The second premise in the argument references a conclusion reasonably derived from data published in a previous study (Southward et al., 2018).
Published scientific studies differ in quality and the strength of their conclusions (Ebell et al., 2004). Researchers invest years in training and work experience to be able to critically evaluate the quality of scientific publications. However, some basic criteria for determining whether a published study is acceptable for supporting a premise are
1) Your premise accurately reflects the data or conclusions of the study.
2) The study you cite is quantitative (not qualitative, testimonial, editorial, etc.).
3) The publication you cite has undergone a rigorous peer-review process.
Scientific publications do NOT commonly include direct quotes from other papers. Because you are constructing a premise (using previously-published data) that must clearly fit into your argument, direct quotes are seldom appropriate. Instead, explain (paraphrase) the previously-measured data in a way that fits within your argument.
The type and format of citations differ among publications. Simple formats such as (Author, date) are sufficient for contexts where word limits are not a constraint.
Scientific publications use a wide variety of format, fonts, and citation styles. Different journals use a wide range of page layouts, margins, indents, and every other aspect of presenting publications. For example, whereas "APA" format may be used within psychology, APA style is not used in many other fields.
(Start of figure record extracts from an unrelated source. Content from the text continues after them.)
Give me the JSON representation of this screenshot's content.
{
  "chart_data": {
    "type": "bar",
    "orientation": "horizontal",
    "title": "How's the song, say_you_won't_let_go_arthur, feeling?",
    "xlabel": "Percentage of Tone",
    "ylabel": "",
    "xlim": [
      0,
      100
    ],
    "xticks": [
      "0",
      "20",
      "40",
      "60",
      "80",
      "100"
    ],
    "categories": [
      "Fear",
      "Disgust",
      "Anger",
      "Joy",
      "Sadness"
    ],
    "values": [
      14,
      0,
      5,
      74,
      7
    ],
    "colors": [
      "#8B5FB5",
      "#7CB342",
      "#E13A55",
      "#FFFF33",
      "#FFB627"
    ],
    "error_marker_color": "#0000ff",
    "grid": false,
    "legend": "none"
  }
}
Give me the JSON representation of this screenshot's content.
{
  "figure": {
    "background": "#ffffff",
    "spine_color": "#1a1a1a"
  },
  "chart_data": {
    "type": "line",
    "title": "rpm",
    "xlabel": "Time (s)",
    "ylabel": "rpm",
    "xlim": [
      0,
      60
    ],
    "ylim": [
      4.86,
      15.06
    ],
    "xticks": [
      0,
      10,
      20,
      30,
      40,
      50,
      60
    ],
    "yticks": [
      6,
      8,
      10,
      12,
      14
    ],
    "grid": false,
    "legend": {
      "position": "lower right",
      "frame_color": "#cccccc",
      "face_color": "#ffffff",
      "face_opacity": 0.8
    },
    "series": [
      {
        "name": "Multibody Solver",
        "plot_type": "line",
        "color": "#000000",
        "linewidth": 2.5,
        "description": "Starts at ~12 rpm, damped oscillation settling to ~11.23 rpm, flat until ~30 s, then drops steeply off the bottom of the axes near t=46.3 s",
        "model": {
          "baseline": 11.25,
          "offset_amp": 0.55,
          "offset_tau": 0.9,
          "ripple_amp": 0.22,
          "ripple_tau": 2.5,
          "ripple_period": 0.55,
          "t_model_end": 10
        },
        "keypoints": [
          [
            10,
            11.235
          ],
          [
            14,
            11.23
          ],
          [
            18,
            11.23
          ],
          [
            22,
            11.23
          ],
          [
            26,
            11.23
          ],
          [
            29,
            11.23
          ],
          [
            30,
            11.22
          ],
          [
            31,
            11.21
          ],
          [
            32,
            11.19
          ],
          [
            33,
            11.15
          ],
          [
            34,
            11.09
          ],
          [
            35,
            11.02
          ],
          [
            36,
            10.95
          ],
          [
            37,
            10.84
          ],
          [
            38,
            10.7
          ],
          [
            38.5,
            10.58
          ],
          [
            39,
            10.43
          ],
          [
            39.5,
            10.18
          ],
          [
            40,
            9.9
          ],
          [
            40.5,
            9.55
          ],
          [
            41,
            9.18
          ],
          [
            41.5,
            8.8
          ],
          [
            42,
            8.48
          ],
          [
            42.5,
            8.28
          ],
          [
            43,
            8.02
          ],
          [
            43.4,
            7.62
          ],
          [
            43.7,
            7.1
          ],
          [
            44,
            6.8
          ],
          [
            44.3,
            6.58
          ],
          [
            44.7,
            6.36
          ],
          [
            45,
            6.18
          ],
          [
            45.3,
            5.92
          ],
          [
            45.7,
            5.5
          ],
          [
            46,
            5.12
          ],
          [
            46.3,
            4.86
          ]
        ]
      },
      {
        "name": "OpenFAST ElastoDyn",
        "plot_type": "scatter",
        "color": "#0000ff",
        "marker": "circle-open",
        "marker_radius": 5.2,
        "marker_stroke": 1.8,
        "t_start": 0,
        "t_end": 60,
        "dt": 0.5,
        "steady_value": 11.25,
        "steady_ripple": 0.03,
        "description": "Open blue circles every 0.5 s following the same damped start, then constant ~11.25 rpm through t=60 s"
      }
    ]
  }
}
However, scientific publications do commonly use in-text citations and bibliographies at the end of papers, and do not commonly use footnotes. In-text citation styles differ among publications: some publications use (Author, date), others use numbers (e.g. in brackets:  or superscripts1). Bibliography format differs even more among journals, books, and online databases. Therefore, there is no standard for formatting scientific communication and references.
In-text citations and bibliographies have one primary purpose: to allow you to find the referenced information (e.g. in the library or in an online database). Scientific communication is indexed (organized) by author name. Therefore, author name is usually an important part of finding publications.
However, organizing information based on author name does not mean that the authors of a study themselves are particularly important. Again, if data are valid and reliable, then it doesn't matter who collected and analyzed the data. It is the data and the conclusions from the data, not the author, that we use as a premise. Therefore, do not make authors the subject of sentences in scientific publications. Instead:
Place references to past research in parentheses at the END of sentences.
For example, do NOT write sentences such as:
"Jindrich and Full (2002) found that intrinsic muscle properties contribute to locomotor stability."
Instead, write sentences that focus on the data or conclusions of past studies, with references at the END of the sentence:
"Intrinsic muscle properties contribute to locomotor stability (Jindrich and Full, 2002)."